DestaqueEstado

TRE-TO não admite novo recurso do MDB Tocantins contra a desaprovação de contas de 2020

O Tribunal Regional Eleitoral do Tocantins (TRE-TO) não admitiu um Recurso Especial Eleitoral interposto pelo MDB do Estado contra a decisão que desaprovou a prestação de contas do partido referente ao exercício financeiro de 2020. A legenda tenta levar o processo ao TSE – Tribunal Superior Eleitoral. A decisão é do desembargador João Rigo Guimarães.

A contas do partido foram desaprovadas por unanimidade no TRE-TO. A Corte determinou recolhimento ao Tesouro Nacional do montante de R$ 85.842,18 (oitenta e cinco mil, oitocentos e quarenta e dois reais e dezoito centavos) acrescido de multa de 5%, perfazendo o total de R$ 90.134,29 (noventa mil cento e trinta e quatro reais e vinte e nove centavos) devidamente atualizado.
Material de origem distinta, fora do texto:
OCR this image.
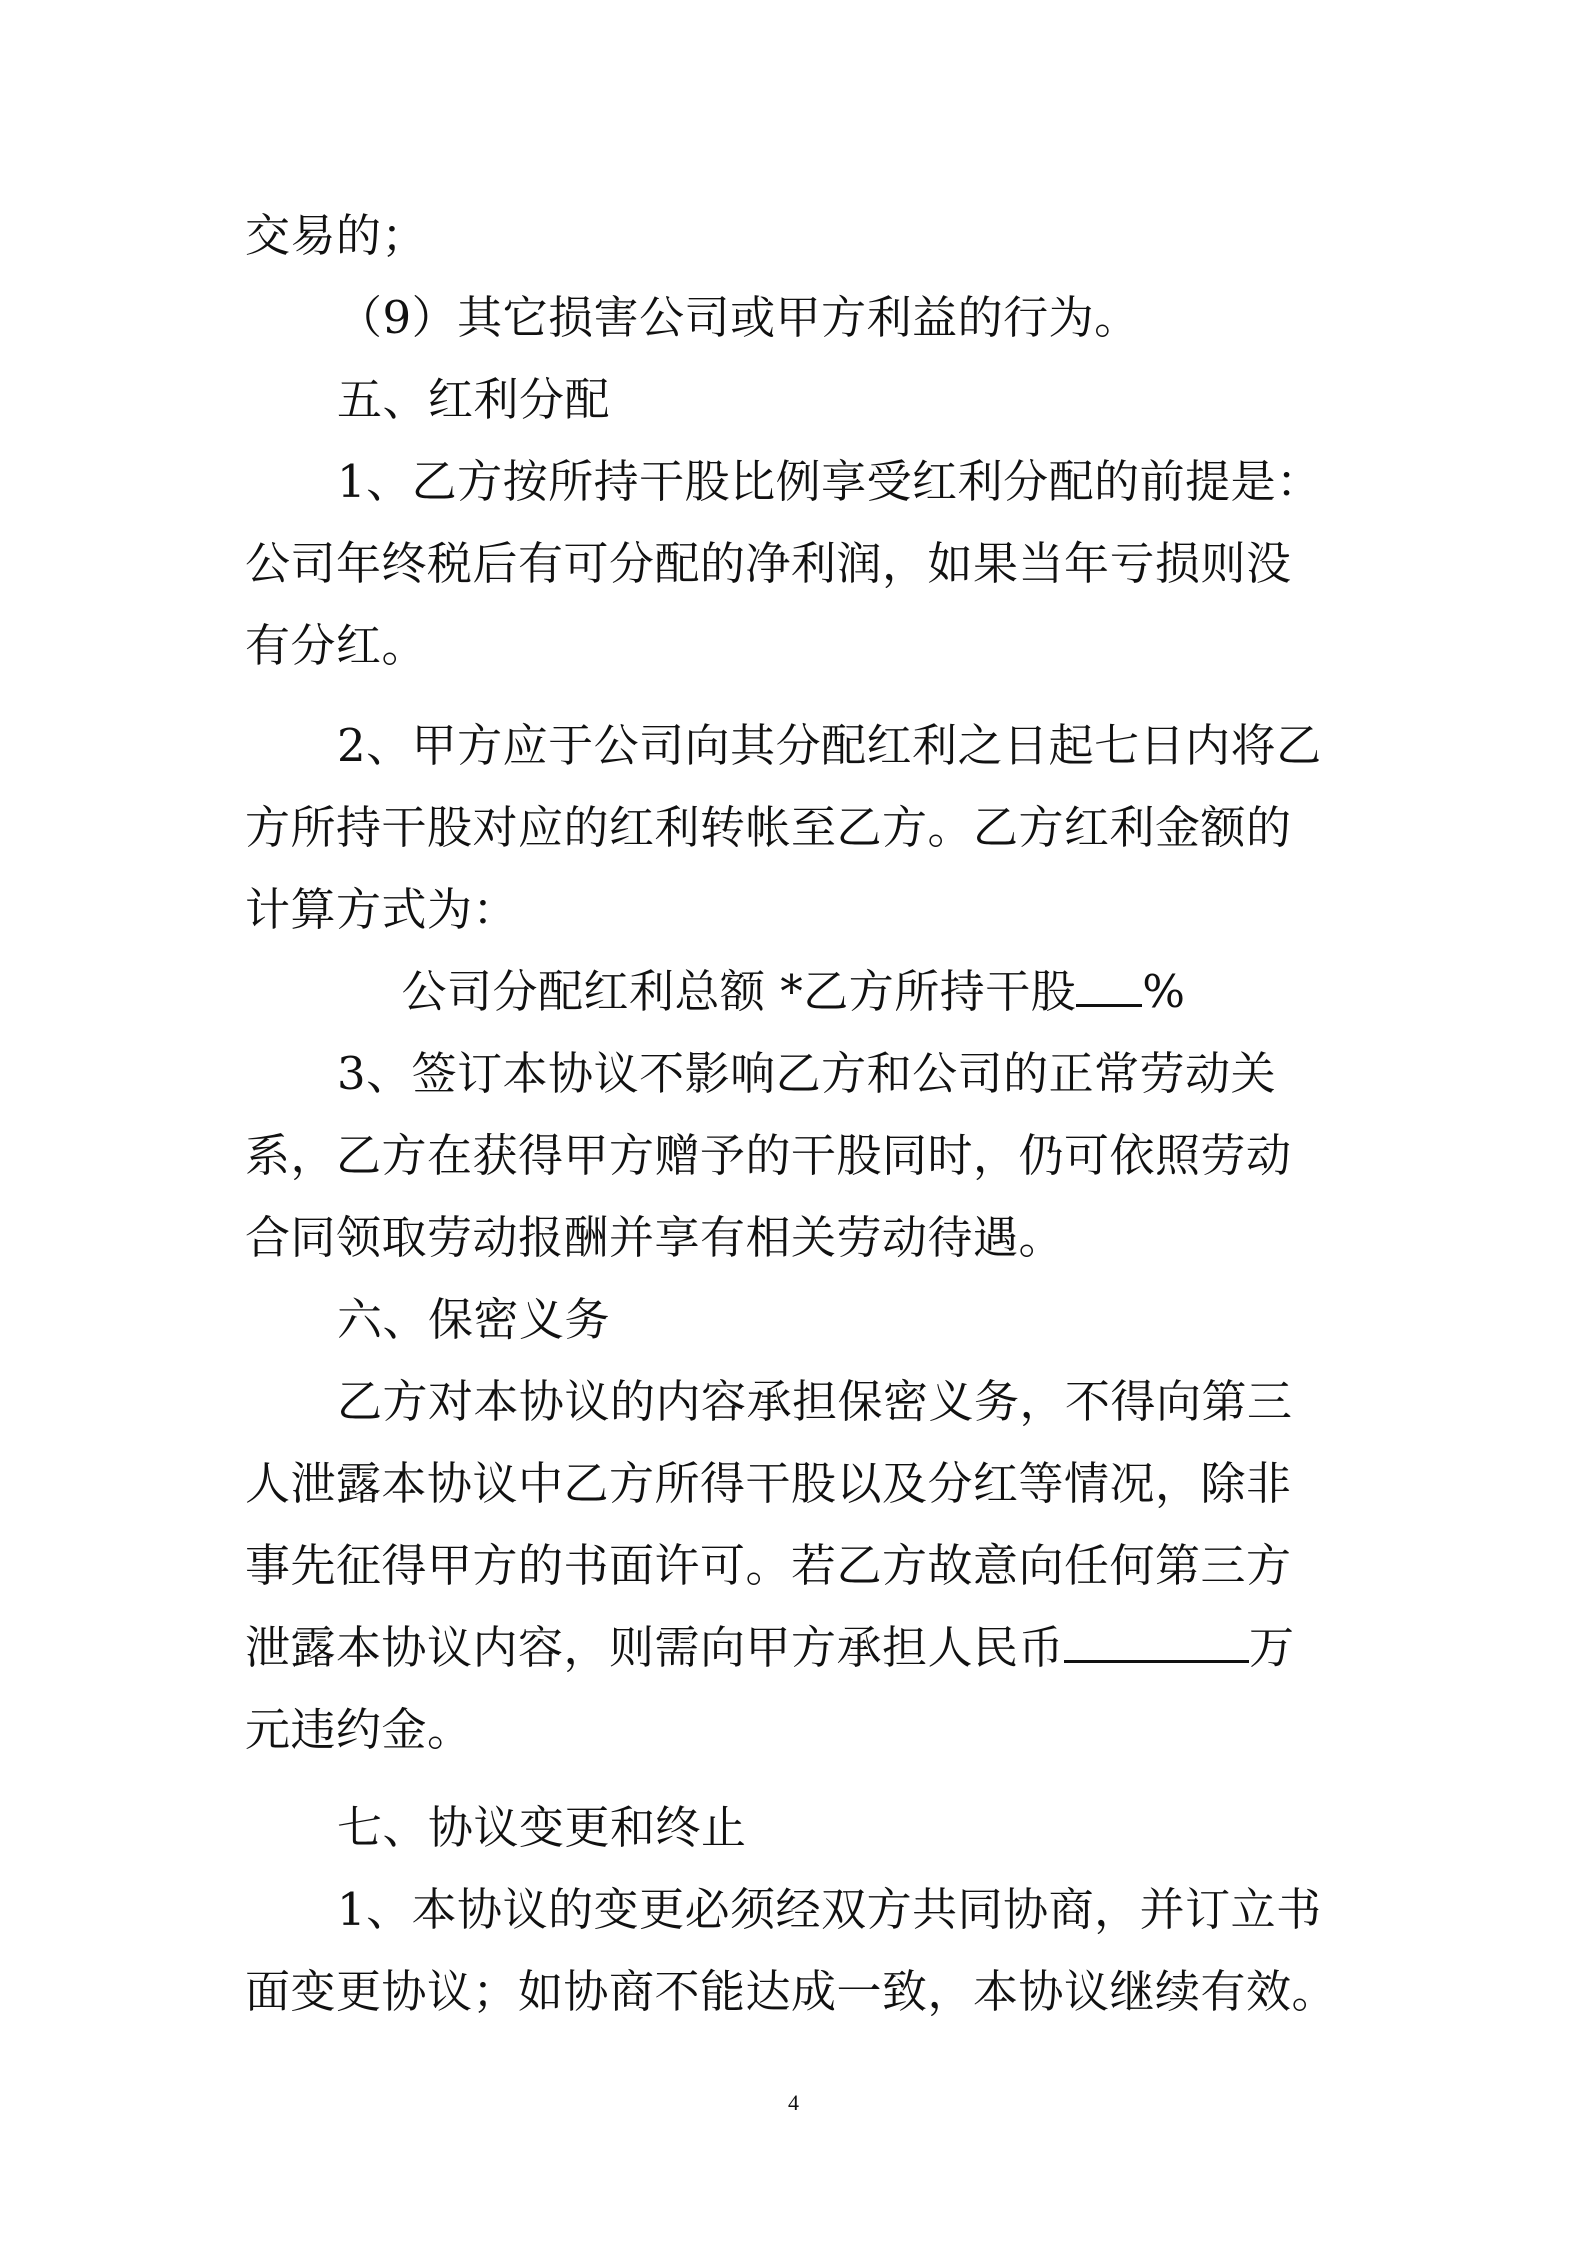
交易的；
（9）其它损害公司或甲方利益的行为。
五、红利分配
1、乙方按所持干股比例享受红利分配的前提是：
公司年终税后有可分配的净利润，如果当年亏损则没
有分红。
2、甲方应于公司向其分配红利之日起七日内将乙
方所持干股对应的红利转帐至乙方。乙方红利金额的
计算方式为：
公司分配红利总额 *乙方所持干股 %
3、签订本协议不影响乙方和公司的正常劳动关
系，乙方在获得甲方赠予的干股同时，仍可依照劳动
合同领取劳动报酬并享有相关劳动待遇。
六、保密义务
乙方对本协议的内容承担保密义务，不得向第三
人泄露本协议中乙方所得干股以及分红等情况，除非
事先征得甲方的书面许可。若乙方故意向任何第三方
泄露本协议内容，则需向甲方承担人民币	万
元违约金。
七、协议变更和终止
1、本协议的变更必须经双方共同协商，并订立书
面变更协议；如协商不能达成一致，本协议继续有效。
4
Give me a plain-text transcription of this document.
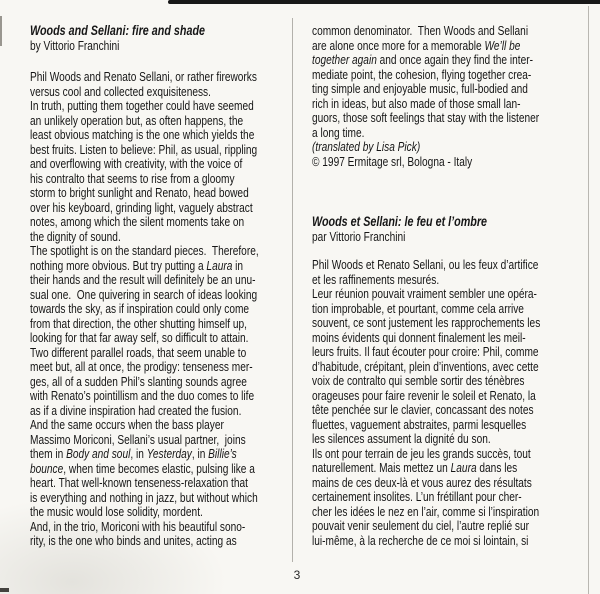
Woods and Sellani: fire and shade
by Vittorio Franchini
Phil Woods and Renato Sellani, or rather fireworks
versus cool and collected exquisiteness.
In truth, putting them together could have seemed
an unlikely operation but, as often happens, the
least obvious matching is the one which yields the
best fruits. Listen to believe: Phil, as usual, rippling
and overflowing with creativity, with the voice of
his contralto that seems to rise from a gloomy
storm to bright sunlight and Renato, head bowed
over his keyboard, grinding light, vaguely abstract
notes, among which the silent moments take on
the dignity of sound.
The spotlight is on the standard pieces.  Therefore,
nothing more obvious. But try putting a Laura in
their hands and the result will definitely be an unu-
sual one.  One quivering in search of ideas looking
towards the sky, as if inspiration could only come
from that direction, the other shutting himself up,
looking for that far away self, so difficult to attain.
Two different parallel roads, that seem unable to
meet but, all at once, the prodigy: tenseness mer-
ges, all of a sudden Phil’s slanting sounds agree
with Renato’s pointillism and the duo comes to life
as if a divine inspiration had created the fusion.
And the same occurs when the bass player
Massimo Moriconi, Sellani’s usual partner,  joins
them in Body and soul, in Yesterday, in Billie’s
bounce, when time becomes elastic, pulsing like a
heart. That well-known tenseness-relaxation that
is everything and nothing in jazz, but without which
the music would lose solidity, mordent.
And, in the trio, Moriconi with his beautiful sono-
rity, is the one who binds and unites, acting as
common denominator.  Then Woods and Sellani
are alone once more for a memorable We’ll be
together again and once again they find the inter-
mediate point, the cohesion, flying together crea-
ting simple and enjoyable music, full-bodied and
rich in ideas, but also made of those small lan-
guors, those soft feelings that stay with the listener
a long time.
(translated by Lisa Pick)
© 1997 Ermitage srl, Bologna - Italy
Woods et Sellani: le feu et l’ombre
par Vittorio Franchini
Phil Woods et Renato Sellani, ou les feux d’artifice
et les raffinements mesurés.
Leur réunion pouvait vraiment sembler une opéra-
tion improbable, et pourtant, comme cela arrive
souvent, ce sont justement les rapprochements les
moins évidents qui donnent finalement les meil-
leurs fruits. Il faut écouter pour croire: Phil, comme
d’habitude, crépitant, plein d’inventions, avec cette
voix de contralto qui semble sortir des ténèbres
orageuses pour faire revenir le soleil et Renato, la
tête penchée sur le clavier, concassant des notes
fluettes, vaguement abstraites, parmi lesquelles
les silences assument la dignité du son.
Ils ont pour terrain de jeu les grands succès, tout
naturellement. Mais mettez un Laura dans les
mains de ces deux-là et vous aurez des résultats
certainement insolites. L’un frétillant pour cher-
cher les idées le nez en l’air, comme si l’inspiration
pouvait venir seulement du ciel, l’autre replié sur
lui-même, à la recherche de ce moi si lointain, si
3
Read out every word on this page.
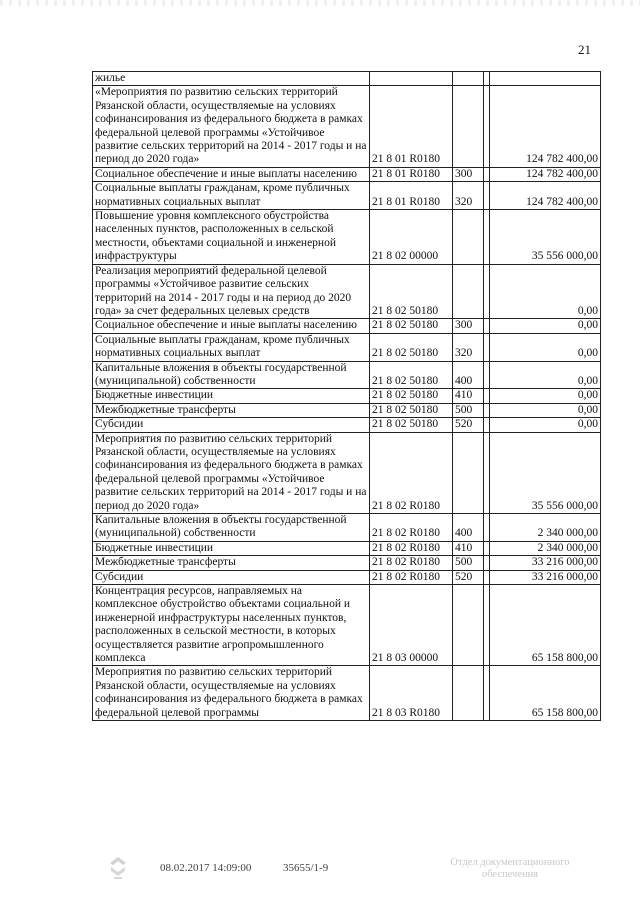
21
жилье				
«Мероприятия по развитию сельских территорий Рязанской области, осуществляемые на условиях софинансирования из федерального бюджета в рамках федеральной целевой программы «Устойчивое развитие сельских территорий на 2014 - 2017 годы и на период до 2020 года»	21 8 01 R0180			124 782 400,00
Социальное обеспечение и иные выплаты населению	21 8 01 R0180	300		124 782 400,00
Социальные выплаты гражданам, кроме публичных нормативных социальных выплат	21 8 01 R0180	320		124 782 400,00
Повышение уровня комплексного обустройства населенных пунктов, расположенных в сельской местности, объектами социальной и инженерной инфраструктуры	21 8 02 00000			35 556 000,00
Реализация мероприятий федеральной целевой программы «Устойчивое развитие сельских территорий на 2014 - 2017 годы и на период до 2020 года» за счет федеральных целевых средств	21 8 02 50180			0,00
Социальное обеспечение и иные выплаты населению	21 8 02 50180	300		0,00
Социальные выплаты гражданам, кроме публичных нормативных социальных выплат	21 8 02 50180	320		0,00
Капитальные вложения в объекты государственной (муниципальной) собственности	21 8 02 50180	400		0,00
Бюджетные инвестиции	21 8 02 50180	410		0,00
Межбюджетные трансферты	21 8 02 50180	500		0,00
Субсидии	21 8 02 50180	520		0,00
Мероприятия по развитию сельских территорий Рязанской области, осуществляемые на условиях софинансирования из федерального бюджета в рамках федеральной целевой программы «Устойчивое развитие сельских территорий на 2014 - 2017 годы и на период до 2020 года»	21 8 02 R0180			35 556 000,00
Капитальные вложения в объекты государственной (муниципальной) собственности	21 8 02 R0180	400		2 340 000,00
Бюджетные инвестиции	21 8 02 R0180	410		2 340 000,00
Межбюджетные трансферты	21 8 02 R0180	500		33 216 000,00
Субсидии	21 8 02 R0180	520		33 216 000,00
Концентрация ресурсов, направляемых на комплексное обустройство объектами социальной и инженерной инфраструктуры населенных пунктов, расположенных в сельской местности, в которых осуществляется развитие агропромышленного комплекса	21 8 03 00000			65 158 800,00
Мероприятия по развитию сельских территорий Рязанской области, осуществляемые на условиях софинансирования из федерального бюджета в рамках федеральной целевой программы	21 8 03 R0180			65 158 800,00
08.02.2017 14:09:00	35655/1-9	Отдел документационного
обеспечения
O montante será descontado nos futuros repasses do Fundo Partidário. A sigla é presidida no Estado até o momento pelo ex-governador Marcelo Miranda.

A desaprovação das contas foi fundamentada na constatação de irregularidades que correspondem a aproximadamente 12,11% dos recursos provenientes do Fundo Partidário recebidos naquele exercício. Entre os problemas estão a falta de comprovação de gastos do fundo partidário, além da utilização desses recursos para pagamento de multas e juros, em desacordo com a legislação vigente.

Ainda conforme a decisão do TRE-TO, houve também o descumprimento do percentual mínimo de 5% para programas de incentivo à participação política da mulher. “Todavia em virtude da anistia concedida pela EC 117/2022 não sofrerá penalidade nesse quesito, devendo aplicar o valor nas eleições seguintes ao trânsito em julgado dessa decisão”, ressalta na decisão.

Os advogados representantes do MDB argumentaram que as irregularidades identificadas não demonstram má-fé ou impedimentos ao exercício da fiscalização pela Justiça Eleitoral e solicitaram a aprovação das contas, ainda que com ressalvas. Porém, o TRE-TO considerou que as irregularidades identificadas comprometem uma parcela relevante dos recursos do Fundo Partidário, impossibilitando a aplicação dos princípios da razoabilidade e da proporcionalidade.

“Posto isso, não admito o presente Recurso Especial Eleitoral. Caso haja interposição de Agravo desta decisão, remetam-se os autos ao Tribunal Superior Eleitoral, considerando a inexistência de parte agravada, tendo em vista que o Ministério Público Eleitoral atuou na condição de custos iuris”, finaliza o desembargador.